The lack of funds initially prompted the yearbook team to create two paperback editions of the yearbook, one for the fall semester and one for the spring semester. In January, the autumn paperback edition was just sent to the printing press, when students on the yearbook committee intervened and asked the advisors to consider a single hardback edition like done in previous years. Fortunately, the printing process had not yet begun, and the students were able to secure a hardback edition of the 2020-2021 yearbook, albeit a truncated version. 

The 2020-2021 yearbook will feature 56 pages, a significant decrease compared to the typical 150 pages. The budget and subsequent page cuts will manifest in a condensed, jam-packed version of the yearbook. In fact, Kalis and Atas fought to add an additional 8 pages for senior ads, as the yearbook was initially budgeted to only be 48 pages. Only having 8 pages for senior ads resulted in ads only being one eighth of a page compared to the usual half page ads.
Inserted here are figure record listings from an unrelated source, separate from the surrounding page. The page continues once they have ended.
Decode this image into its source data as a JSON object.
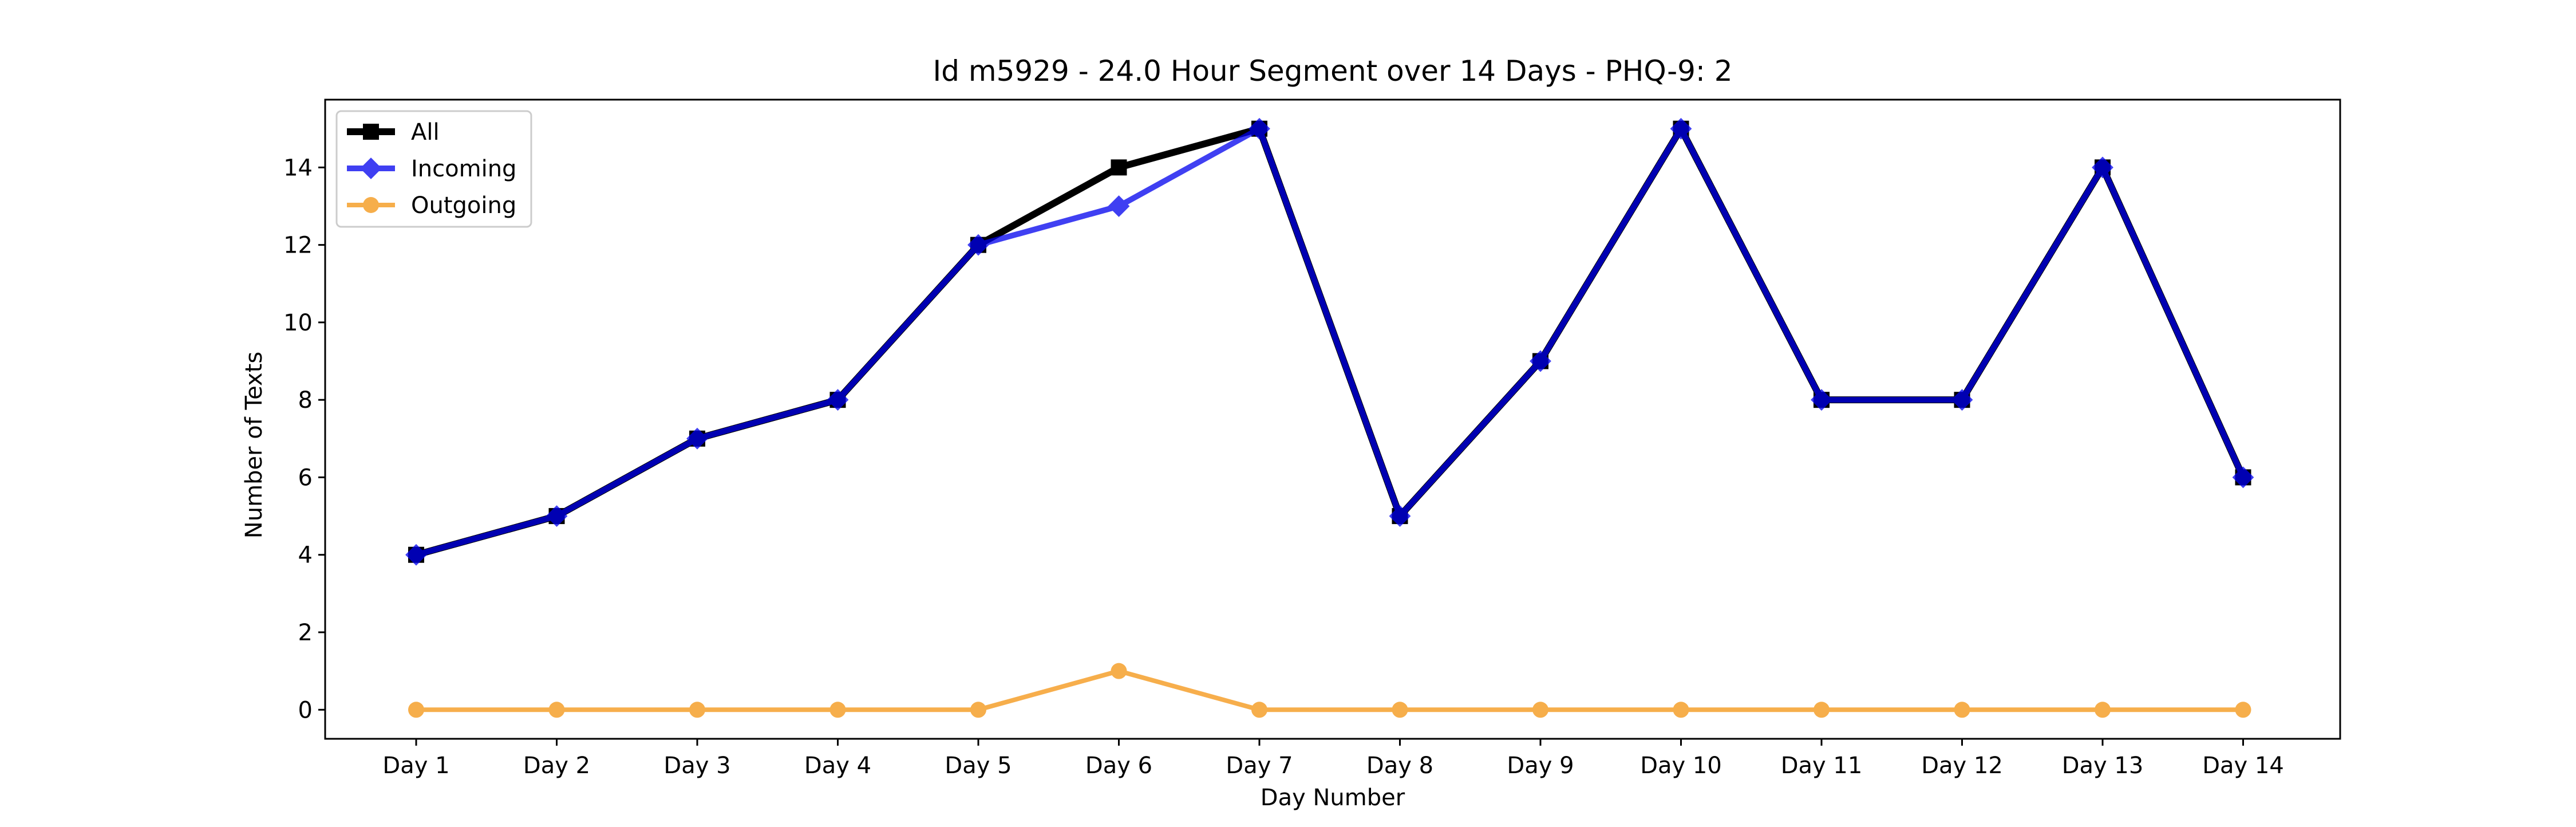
{
  "chart_data": {
    "type": "line",
    "title": "Id m5929 - 24.0 Hour Segment over 14 Days - PHQ-9: 2",
    "xlabel": "Day Number",
    "ylabel": "Number of Texts",
    "categories": [
      "Day 1",
      "Day 2",
      "Day 3",
      "Day 4",
      "Day 5",
      "Day 6",
      "Day 7",
      "Day 8",
      "Day 9",
      "Day 10",
      "Day 11",
      "Day 12",
      "Day 13",
      "Day 14"
    ],
    "ylim": [
      -0.75,
      15.75
    ],
    "yticks": [
      0,
      2,
      4,
      6,
      8,
      10,
      12,
      14
    ],
    "grid": false,
    "legend_position": "top-left",
    "series": [
      {
        "name": "All",
        "color": "#000000",
        "marker": "square",
        "values": [
          4,
          5,
          7,
          8,
          12,
          14,
          15,
          5,
          9,
          15,
          8,
          8,
          14,
          6
        ]
      },
      {
        "name": "Incoming",
        "color": "#0000ee",
        "marker": "diamond",
        "values": [
          4,
          5,
          7,
          8,
          12,
          13,
          15,
          5,
          9,
          15,
          8,
          8,
          14,
          6
        ]
      },
      {
        "name": "Outgoing",
        "color": "#f59a1f",
        "marker": "circle",
        "values": [
          0,
          0,
          0,
          0,
          0,
          1,
          0,
          0,
          0,
          0,
          0,
          0,
          0,
          0
        ]
      }
    ]
  }
}
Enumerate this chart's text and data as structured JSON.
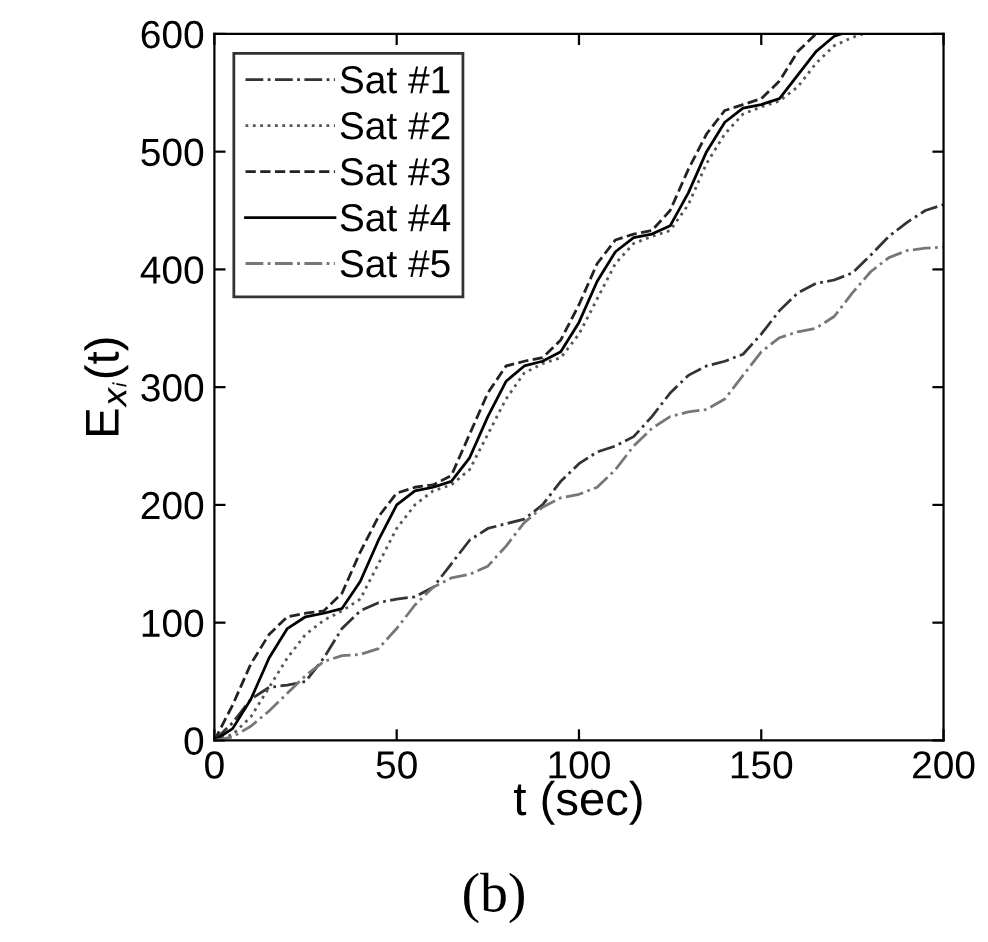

Interestingly, families still need to pay the same price to place an ad that is four times smaller. 

Regarding the truncation of the yearbook, Kalis said “As much as it seems like it is cutback a lot, we fought to have what it is going to be this upcoming year…I hope that students despite it being a visually very different book than in past years that they still feel that tradition and that sense of community come through in this edition…We empathize with you, we completely understand the frustration, but we worked with the cards that we were dealt.”